Configuration of Apache Virtual Hosts

ALERT! Again, remember that you need to adapt hostnames, IP addresses, and directory names to your installation.

There's not much to say about that configuration, so we just list it in full. (This section explains the attachment vhost.tmpl.)

  #
  # This file holds the configuration of the Web server
  # wiki.example.com.
  # The complete server content is managed by TWiki.
  #
  # There exists two instances of that server: http and https. I.e., one
  # where traffic is unencrypted and one where traffic is secure. Any
  # traffic that sends plain-text passwords is done over SSL.
  #

  <VirtualHost 10.11.12.13:80>

  ServerName wiki.example.com
  #ServerAlias alias.domain.tld
  UseCanonicalName On

  # Possible values include: debug, info, notice, warn, error, crit,
  # alert, emerg.
  LogLevel warn
  ErrorLog /var/log/apache2/error.log
  CustomLog /var/log/apache2/access.log combined
  # Rewrite log is only needed for debugging.
  RewriteLog /var/log/apache2/rewrite.log
  RewriteLogLevel 0


  #
  # Content basics
  #

  DocumentRoot "/var/www/twiki"

  # Turn over content management to TWiki:
  Include include.d/twiki.full-server

  # Let's also add a specification for the homepage of this server.
  # We refrain from rewrite-by-redirection; we might want to use a different
  # page in the future for the homepage.
  RewriteRule ^/$               /var/www/twiki/bin/view/Main/WebHome [L]

  </VirtualHost>


  <VirtualHost 10.11.12.13:443>

  ServerName wiki.example.com
  UseCanonicalName On

  # The www.dante.de cert has (actually, should have) wiki.example.com in its
  # alternate names list.
  SSLEngine on
  SSLCertificateKeyFile ssl/wiki.example.com.key
  SSLCertificateFile    ssl/wiki.example.com.crt
  <Location "/">
          SSLRequireSSL
  </Location>

  # Possible values include: debug, info, notice, warn, error, crit,
  # alert, emerg.
  LogLevel warn
  ErrorLog /var/log/apache2/ssl-error.log
  CustomLog /var/log/apache2/ssl-access.log combined
  CustomLog /var/log/apache2/ssl-request.log            "%t %h %{SSL_PROTOCOL}x %{SSL_CIPHER}x \"%r\" %b"
  # Rewrite log is only needed for debugging.
  RewriteLog /var/log/apache2/wiki.example.com/ssl-rewrite.log
  RewriteLogLevel 0


  #
  # Content basics
  #

  DocumentRoot "/var/www/twiki"

  # Turn over content management to TWiki:
  Include include.d/twiki.full-server

  </VirtualHost>

Patch LocalSite.cfg

That's the most hairy part of the whole configuration. (This section explains the attachment LocalSite.cfg.patch.tmpl.)
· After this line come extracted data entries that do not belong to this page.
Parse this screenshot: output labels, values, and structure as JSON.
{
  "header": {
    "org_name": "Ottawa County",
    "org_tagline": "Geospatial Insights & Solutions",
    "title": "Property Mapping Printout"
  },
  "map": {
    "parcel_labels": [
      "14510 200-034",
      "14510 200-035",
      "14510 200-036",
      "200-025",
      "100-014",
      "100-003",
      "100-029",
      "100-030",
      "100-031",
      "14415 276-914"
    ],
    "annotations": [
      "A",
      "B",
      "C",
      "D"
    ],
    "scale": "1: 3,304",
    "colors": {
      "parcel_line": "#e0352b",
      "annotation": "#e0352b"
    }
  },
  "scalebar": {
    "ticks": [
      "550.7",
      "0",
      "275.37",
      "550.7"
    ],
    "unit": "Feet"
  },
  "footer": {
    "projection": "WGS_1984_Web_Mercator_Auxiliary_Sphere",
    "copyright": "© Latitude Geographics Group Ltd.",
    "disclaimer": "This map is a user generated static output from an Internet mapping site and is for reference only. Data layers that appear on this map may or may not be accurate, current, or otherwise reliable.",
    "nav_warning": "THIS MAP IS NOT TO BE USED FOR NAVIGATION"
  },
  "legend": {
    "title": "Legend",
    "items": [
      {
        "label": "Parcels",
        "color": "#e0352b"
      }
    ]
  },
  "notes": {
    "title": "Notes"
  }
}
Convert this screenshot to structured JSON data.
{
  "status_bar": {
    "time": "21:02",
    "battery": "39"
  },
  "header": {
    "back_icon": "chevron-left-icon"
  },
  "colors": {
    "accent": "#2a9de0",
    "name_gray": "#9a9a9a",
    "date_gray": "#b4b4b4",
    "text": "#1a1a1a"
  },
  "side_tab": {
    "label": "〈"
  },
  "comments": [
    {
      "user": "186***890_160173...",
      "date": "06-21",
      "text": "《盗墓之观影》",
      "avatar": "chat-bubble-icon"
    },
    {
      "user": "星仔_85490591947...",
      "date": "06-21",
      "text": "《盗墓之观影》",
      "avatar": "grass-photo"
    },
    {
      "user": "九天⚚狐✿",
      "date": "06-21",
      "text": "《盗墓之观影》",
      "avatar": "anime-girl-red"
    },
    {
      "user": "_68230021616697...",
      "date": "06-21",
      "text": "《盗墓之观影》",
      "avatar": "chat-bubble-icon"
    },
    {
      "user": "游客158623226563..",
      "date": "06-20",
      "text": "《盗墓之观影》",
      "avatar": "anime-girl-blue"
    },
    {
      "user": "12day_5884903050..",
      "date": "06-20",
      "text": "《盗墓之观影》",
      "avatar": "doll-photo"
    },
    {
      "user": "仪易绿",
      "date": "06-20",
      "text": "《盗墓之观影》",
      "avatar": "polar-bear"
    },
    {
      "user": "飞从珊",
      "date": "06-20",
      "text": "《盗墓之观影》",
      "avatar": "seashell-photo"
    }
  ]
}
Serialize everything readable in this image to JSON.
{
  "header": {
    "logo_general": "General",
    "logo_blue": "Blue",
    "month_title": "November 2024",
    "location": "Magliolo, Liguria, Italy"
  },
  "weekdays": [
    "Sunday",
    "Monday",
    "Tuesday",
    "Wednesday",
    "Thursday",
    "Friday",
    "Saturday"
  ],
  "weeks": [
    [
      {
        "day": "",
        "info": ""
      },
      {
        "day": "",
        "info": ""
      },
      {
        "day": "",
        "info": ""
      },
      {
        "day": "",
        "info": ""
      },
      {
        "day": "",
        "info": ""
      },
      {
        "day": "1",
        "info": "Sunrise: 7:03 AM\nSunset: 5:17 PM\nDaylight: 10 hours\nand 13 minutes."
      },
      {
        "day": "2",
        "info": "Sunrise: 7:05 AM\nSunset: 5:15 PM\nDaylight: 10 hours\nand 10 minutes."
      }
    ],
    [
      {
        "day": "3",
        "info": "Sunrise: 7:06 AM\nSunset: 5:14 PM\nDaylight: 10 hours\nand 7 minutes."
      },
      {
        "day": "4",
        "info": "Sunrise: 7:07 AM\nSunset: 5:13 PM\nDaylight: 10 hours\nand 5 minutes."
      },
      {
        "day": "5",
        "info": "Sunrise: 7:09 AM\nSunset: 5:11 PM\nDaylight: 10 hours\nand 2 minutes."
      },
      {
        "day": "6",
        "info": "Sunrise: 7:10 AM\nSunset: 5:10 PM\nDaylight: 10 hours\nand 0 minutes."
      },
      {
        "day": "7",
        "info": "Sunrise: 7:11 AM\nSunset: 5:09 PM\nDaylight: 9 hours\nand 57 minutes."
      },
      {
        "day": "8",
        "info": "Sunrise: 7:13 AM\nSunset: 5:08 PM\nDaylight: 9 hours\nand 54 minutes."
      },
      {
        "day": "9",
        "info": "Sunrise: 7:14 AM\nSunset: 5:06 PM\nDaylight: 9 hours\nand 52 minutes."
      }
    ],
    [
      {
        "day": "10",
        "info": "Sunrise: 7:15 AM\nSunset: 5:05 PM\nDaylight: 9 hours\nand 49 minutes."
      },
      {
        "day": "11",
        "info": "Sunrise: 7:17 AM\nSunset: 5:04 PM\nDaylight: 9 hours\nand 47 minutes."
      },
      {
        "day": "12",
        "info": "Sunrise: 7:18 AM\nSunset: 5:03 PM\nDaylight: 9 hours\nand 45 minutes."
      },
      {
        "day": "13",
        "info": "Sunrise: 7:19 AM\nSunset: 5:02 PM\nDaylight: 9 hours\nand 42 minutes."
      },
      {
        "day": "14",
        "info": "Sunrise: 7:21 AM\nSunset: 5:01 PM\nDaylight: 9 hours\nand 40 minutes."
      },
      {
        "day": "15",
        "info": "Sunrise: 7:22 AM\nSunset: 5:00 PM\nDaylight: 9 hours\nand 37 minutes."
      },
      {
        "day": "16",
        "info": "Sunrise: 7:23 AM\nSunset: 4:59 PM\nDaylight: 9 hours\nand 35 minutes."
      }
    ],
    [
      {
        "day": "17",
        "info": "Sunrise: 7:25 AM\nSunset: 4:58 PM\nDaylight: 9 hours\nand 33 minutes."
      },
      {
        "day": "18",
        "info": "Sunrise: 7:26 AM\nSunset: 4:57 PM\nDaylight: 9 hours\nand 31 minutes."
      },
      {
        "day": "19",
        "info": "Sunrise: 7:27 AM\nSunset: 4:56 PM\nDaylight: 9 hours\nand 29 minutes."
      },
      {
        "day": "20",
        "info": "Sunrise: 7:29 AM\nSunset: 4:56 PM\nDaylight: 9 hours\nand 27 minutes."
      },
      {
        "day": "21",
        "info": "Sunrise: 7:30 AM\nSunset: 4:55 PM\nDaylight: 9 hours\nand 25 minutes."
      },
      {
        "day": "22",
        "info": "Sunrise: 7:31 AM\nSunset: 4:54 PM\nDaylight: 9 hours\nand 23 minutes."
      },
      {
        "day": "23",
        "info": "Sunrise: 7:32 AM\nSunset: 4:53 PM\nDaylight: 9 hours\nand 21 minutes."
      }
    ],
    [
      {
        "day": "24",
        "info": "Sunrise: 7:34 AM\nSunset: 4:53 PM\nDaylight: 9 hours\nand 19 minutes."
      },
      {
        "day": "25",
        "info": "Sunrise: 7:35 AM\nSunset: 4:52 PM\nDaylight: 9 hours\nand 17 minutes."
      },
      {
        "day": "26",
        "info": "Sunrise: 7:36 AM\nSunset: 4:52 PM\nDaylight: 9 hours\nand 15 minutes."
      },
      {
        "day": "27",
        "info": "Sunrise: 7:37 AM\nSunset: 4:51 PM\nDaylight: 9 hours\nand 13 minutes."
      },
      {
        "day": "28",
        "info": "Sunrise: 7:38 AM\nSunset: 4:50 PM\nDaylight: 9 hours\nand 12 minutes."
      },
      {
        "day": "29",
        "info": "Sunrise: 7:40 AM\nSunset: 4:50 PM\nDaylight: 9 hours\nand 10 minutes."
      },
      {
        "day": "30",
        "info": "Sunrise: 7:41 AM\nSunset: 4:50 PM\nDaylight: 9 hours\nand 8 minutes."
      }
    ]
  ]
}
TWiki uses information from LocalSite.cfg (which gets created or updated by running configure) to construct URLs in links, in particular the URL host part in DefaultUrlHost. It uses a fixed string for that information. But we need variability here:

  • If we're on the secure site, that parameter must be https://wiki.example.com.
  • If we're on the normal site, that parameter must be http://wiki.example.com (without `s').

ALERT! I have found only one method to achieve that objective: I patch LocalSite.cfg every time after I ran configure. For that I exchange the line

  $TWiki::cfg{DefaultUrlHost} = 'https://wiki.example.com';
with
  $TWiki::cfg{DefaultUrlHost} = ( defined($ENV{HTTPS}) && $ENV{HTTPS} eq 'on' ? 'https://wiki.example.com' : 'http://wiki.example.com' );
Please note that $ENV{SCRIPT_URI} should not be used here, we might not be in a CGI environment.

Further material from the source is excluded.